LPA : De quelle manière le confinement a-t-il accéléré le recours au numérique ?
O.C. : Les freins, s’il y en a eu, n’ont pas vraiment résulté des avocats eux-mêmes. Ils ont montré leur capacité à travailler à distance. À part quelques demandes de dépôts papier ou de demandes pour aller chercher un document physique, nous avons été très peu contactés pour ce genre de cas. Ils n’ont pas vraiment eu de mal non plus pour travailler à distance avec les juridictions et les collaborateurs et stagiaires… Mais les juridictions, elles, à commencer par les greffes, n’étaient pas correctement équipées.
LPA : Les problématiques des avocats parisiens sont-elles les mêmes que celles des avocats n’exerçant pas dans la capitale ? Sont-elles représentatives de l’ensemble de la profession ?
O.C. : Nous nous sommes posé la question lors de la dernière assemblée générale du Conseil national des barreaux, en abordant la question des collaborations. Il apparaît que le turn over des collaborateurs à Paris est largement supérieur à celui en région. Et cela a des répercussions concrètes sur les pratiques : sur les niveaux de rémunération, sur l’installation, sur la création de clientèle, etc. En revanche, sur les schémas économiques ou organisationnels, il y a peu de différences : la question des charges reste la même partout, par exemple.

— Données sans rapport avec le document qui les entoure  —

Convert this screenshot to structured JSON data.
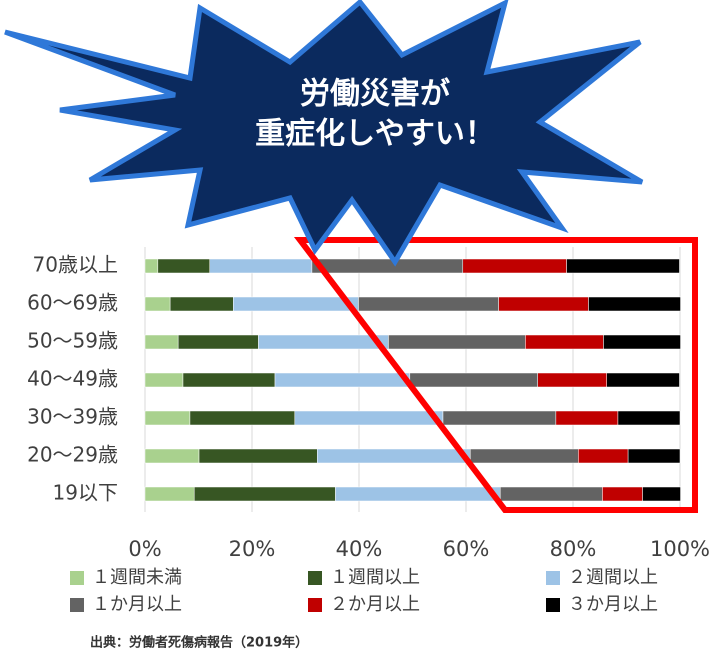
{
  "chart_data": {
    "type": "stacked-bar-horizontal",
    "categories": [
      "70歳以上",
      "60～69歳",
      "50～59歳",
      "40～49歳",
      "30～39歳",
      "20～29歳",
      "19以下"
    ],
    "series": [
      {
        "name": "１週間未満",
        "color": "#a9d18e",
        "values": [
          2.4,
          4.7,
          6.2,
          7.1,
          8.4,
          10.1,
          9.2
        ]
      },
      {
        "name": "１週間以上",
        "color": "#375623",
        "values": [
          9.7,
          11.8,
          15.0,
          17.2,
          19.6,
          22.1,
          26.4
        ]
      },
      {
        "name": "２週間以上",
        "color": "#9dc3e6",
        "values": [
          19.1,
          23.4,
          24.3,
          25.2,
          27.7,
          28.6,
          30.8
        ]
      },
      {
        "name": "１か月以上",
        "color": "#636363",
        "values": [
          28.2,
          26.2,
          25.6,
          23.9,
          21.1,
          20.2,
          19.1
        ]
      },
      {
        "name": "２か月以上",
        "color": "#c00000",
        "values": [
          19.4,
          16.8,
          14.6,
          12.9,
          11.6,
          9.3,
          7.5
        ]
      },
      {
        "name": "３か月以上",
        "color": "#000000",
        "values": [
          21.1,
          17.2,
          14.4,
          13.6,
          11.6,
          9.7,
          7.1
        ]
      }
    ],
    "xlim": [
      0,
      100
    ],
    "xticks": [
      {
        "value": 0,
        "label": "0%"
      },
      {
        "value": 20,
        "label": "20%"
      },
      {
        "value": 40,
        "label": "40%"
      },
      {
        "value": 60,
        "label": "60%"
      },
      {
        "value": 80,
        "label": "80%"
      },
      {
        "value": 100,
        "label": "100%"
      }
    ],
    "grid": true
  },
  "callout": [
    "労働災害が",
    "重症化しやすい！"
  ],
  "source": "出典：労働者死傷病報告（2019年）"
}
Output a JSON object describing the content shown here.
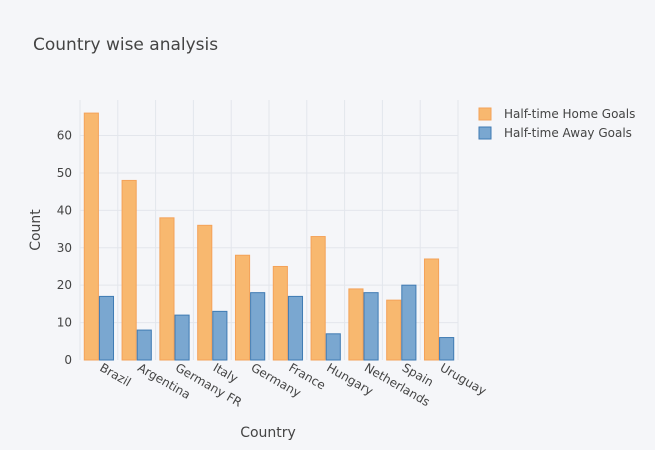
{
  "chart_data": {
    "type": "bar",
    "title": "Country wise analysis",
    "xlabel": "Country",
    "ylabel": "Count",
    "categories": [
      "Brazil",
      "Argentina",
      "Germany FR",
      "Italy",
      "Germany",
      "France",
      "Hungary",
      "Netherlands",
      "Spain",
      "Uruguay"
    ],
    "series": [
      {
        "name": "Half-time Home Goals",
        "color": "#f8b86f",
        "stroke": "#f4a259",
        "values": [
          66,
          48,
          38,
          36,
          28,
          25,
          33,
          19,
          16,
          27
        ]
      },
      {
        "name": "Half-time Away Goals",
        "color": "#7aa7d0",
        "stroke": "#3f7bb3",
        "values": [
          17,
          8,
          12,
          13,
          18,
          17,
          7,
          18,
          20,
          6
        ]
      }
    ],
    "ylim": [
      0,
      69.5
    ],
    "yticks": [
      0,
      10,
      20,
      30,
      40,
      50,
      60
    ],
    "grid": true,
    "legend_position": "top-right"
  }
}
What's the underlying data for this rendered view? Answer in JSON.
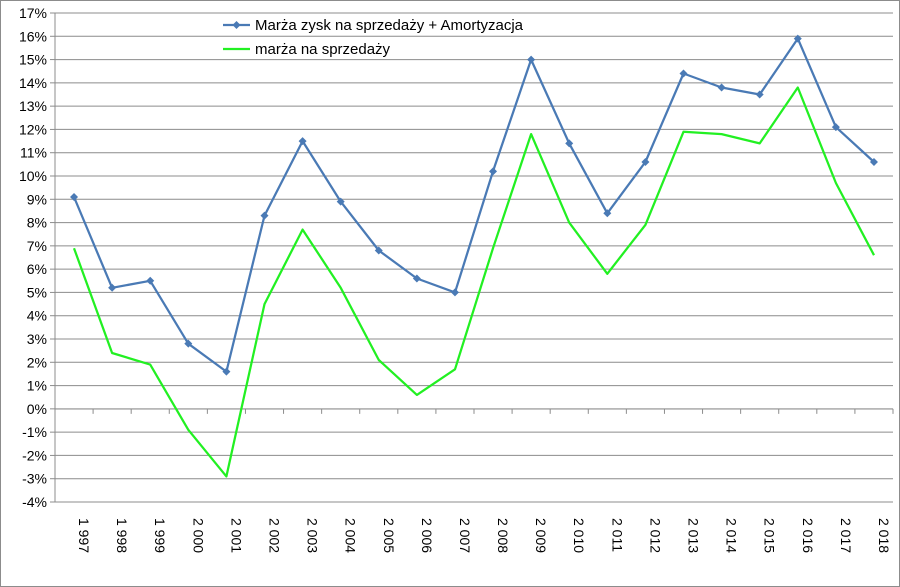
{
  "chart_data": {
    "type": "line",
    "title": "",
    "xlabel": "",
    "ylabel": "",
    "categories": [
      "1 997",
      "1 998",
      "1 999",
      "2 000",
      "2 001",
      "2 002",
      "2 003",
      "2 004",
      "2 005",
      "2 006",
      "2 007",
      "2 008",
      "2 009",
      "2 010",
      "2 011",
      "2 012",
      "2 013",
      "2 014",
      "2 015",
      "2 016",
      "2 017",
      "2 018"
    ],
    "y_ticks": [
      "-4%",
      "-3%",
      "-2%",
      "-1%",
      "0%",
      "1%",
      "2%",
      "3%",
      "4%",
      "5%",
      "6%",
      "7%",
      "8%",
      "9%",
      "10%",
      "11%",
      "12%",
      "13%",
      "14%",
      "15%",
      "16%",
      "17%"
    ],
    "ylim": [
      -4,
      17
    ],
    "grid": true,
    "legend_position": "top-center",
    "series": [
      {
        "name": "Marża zysk na sprzedaży + Amortyzacja",
        "color": "#4a7ab5",
        "marker": "diamond",
        "values": [
          9.1,
          5.2,
          5.5,
          2.8,
          1.6,
          8.3,
          11.5,
          8.9,
          6.8,
          5.6,
          5.0,
          10.2,
          15.0,
          11.4,
          8.4,
          10.6,
          14.4,
          13.8,
          13.5,
          15.9,
          12.1,
          10.6
        ]
      },
      {
        "name": "marża na sprzedaży",
        "color": "#22f022",
        "marker": "none",
        "values": [
          6.9,
          2.4,
          1.9,
          -0.9,
          -2.9,
          4.5,
          7.7,
          5.2,
          2.1,
          0.6,
          1.7,
          6.9,
          11.8,
          8.0,
          5.8,
          7.9,
          11.9,
          11.8,
          11.4,
          13.8,
          9.7,
          6.6
        ]
      }
    ]
  }
}
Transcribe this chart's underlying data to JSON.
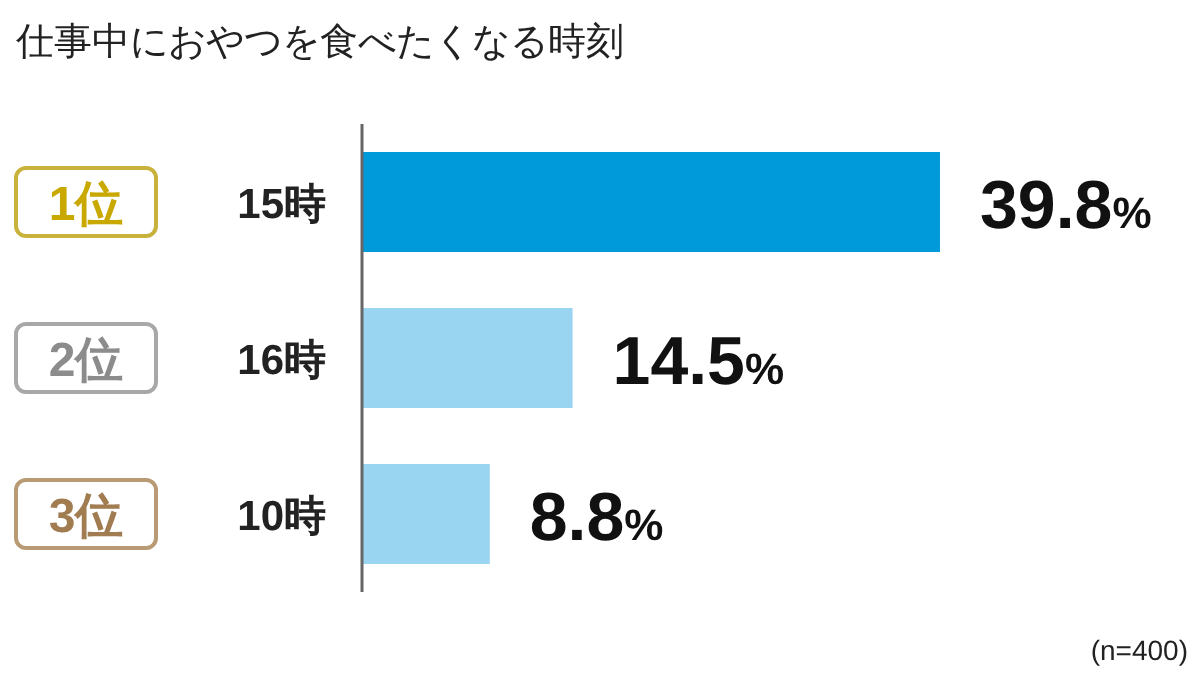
{
  "chart_data": {
    "type": "bar",
    "orientation": "horizontal",
    "title": "仕事中におやつを食べたくなる時刻",
    "categories": [
      "15時",
      "16時",
      "10時"
    ],
    "values": [
      39.8,
      14.5,
      8.8
    ],
    "colors": [
      "#0099d9",
      "#99d4f0",
      "#99d4f0"
    ],
    "value_labels": [
      "39.8%",
      "14.5%",
      "8.8%"
    ],
    "annotations": [
      "1位",
      "2位",
      "3位",
      "(n=400)"
    ]
  }
}
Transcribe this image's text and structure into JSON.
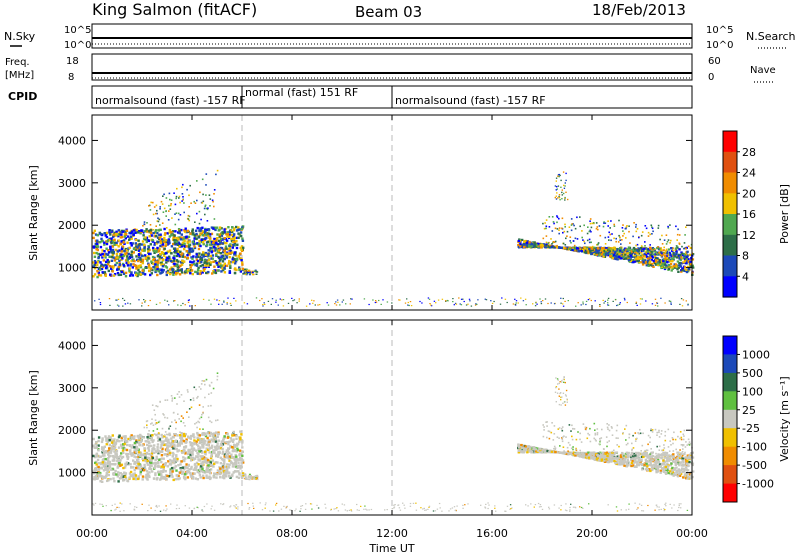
{
  "header": {
    "station": "King Salmon (fitACF)",
    "beam": "Beam 03",
    "date": "18/Feb/2013"
  },
  "panels": {
    "nsky": {
      "label": "N.Sky",
      "left_ticks": [
        "10^5",
        "10^0"
      ],
      "right_label": "N.Search",
      "right_ticks": [
        "10^5",
        "10^0"
      ]
    },
    "freq": {
      "label_line1": "Freq.",
      "label_line2": "[MHz]",
      "left_ticks": [
        "18",
        "8"
      ],
      "right_label": "Nave",
      "right_ticks": [
        "60",
        "0"
      ]
    },
    "cpid": {
      "label": "CPID",
      "segments": [
        {
          "text": "normalsound (fast) -157 RF",
          "start_h": 0,
          "end_h": 6
        },
        {
          "text": "normal (fast) 151 RF",
          "start_h": 6,
          "end_h": 12
        },
        {
          "text": "normalsound (fast) -157 RF",
          "start_h": 12,
          "end_h": 24
        }
      ]
    }
  },
  "colors": {
    "power": [
      "#0000ff",
      "#1c49b8",
      "#2d6e48",
      "#50a850",
      "#f0c000",
      "#f08c00",
      "#e05010",
      "#ff0000"
    ],
    "velocity": [
      "#0000ff",
      "#1c49b8",
      "#2d6e48",
      "#60c040",
      "#c8c8c0",
      "#f0c000",
      "#f08c00",
      "#e05010",
      "#ff0000"
    ]
  },
  "chart_data": [
    {
      "type": "heatmap",
      "name": "Power",
      "ylabel": "Slant Range [km]",
      "x_range_hours": [
        0,
        24
      ],
      "ylim": [
        0,
        4600
      ],
      "yticks": [
        1000,
        2000,
        3000,
        4000
      ],
      "colorbar": {
        "label": "Power [dB]",
        "ticks": [
          "4",
          "8",
          "12",
          "16",
          "20",
          "24",
          "28"
        ]
      },
      "dashed_lines_h": [
        6,
        12
      ]
    },
    {
      "type": "heatmap",
      "name": "Velocity",
      "ylabel": "Slant Range [km]",
      "x_range_hours": [
        0,
        24
      ],
      "ylim": [
        0,
        4600
      ],
      "yticks": [
        1000,
        2000,
        3000,
        4000
      ],
      "colorbar": {
        "label": "Velocity [m s⁻¹]",
        "ticks": [
          "1000",
          "500",
          "100",
          "25",
          "-25",
          "-100",
          "-500",
          "-1000"
        ]
      },
      "dashed_lines_h": [
        6,
        12
      ]
    }
  ],
  "xaxis": {
    "ticks": [
      "00:00",
      "04:00",
      "08:00",
      "12:00",
      "16:00",
      "20:00",
      "00:00"
    ],
    "label": "Time UT"
  }
}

LPA : Quid de l’exploitation des résultats ? Comment vont-ils être utilisés concrètement ?
O.C. : La civiltech Stig.pro a proposé de classer les résultats selon les thèmes les plus évoqués, selon une hiérarchie établie en fonction des idées les plus actives, les plus demandées, etc. Dans un second temps, nous essaierons de mettre en œuvre les propositions retenues, en tenant compte des considérations budgétaires comme organisationnelles, et d’en débattre afin de les adopter. C’est une source d’inspiration pour notre deuxième année de mandat, ce qui nous permettra de réorienter notre travail si nécessaire, sachant que nos trois axes principaux pour l’instant sont les libertés publiques, le soutien économique – 15 millions d’euros de soutien, c’est historique ! –, l’organisation de l’ordre, la déontologie et le secret professionnel. La mise en œuvre nous permettra de répondre aux besoins de nos confrères et de réunir les sujets autant que possible.
LPA : Cette forme de consultation est-elle inédite ?
O.C. : Non, il y avait déjà eu un projet similaire, mais il y a 15 ans et sous forme de sondage classique. Ce qui est sûr, c’est qu’il y a eu un avant et un après Covid dans toute la société et les avocats n’y échappent pas. Le déclenchement a été le mouvement de réforme des retraites, qui avait fédéré magnifiquement les avocats. Notre profession est alors apparue comme soudée, forte, et comme une puissance d’opposition avec de vraies priorités liées à des contraintes économiques, que l’on vive à Paris ou en région, que l’on exerce dans un petit ou un grand cabinet, que l’on soit jeune ou vieux… Le Covid-19 a conforté le besoin de partager, en montrant que nous faisions face aux mêmes défis et cela a renforcé l’unité de la profession.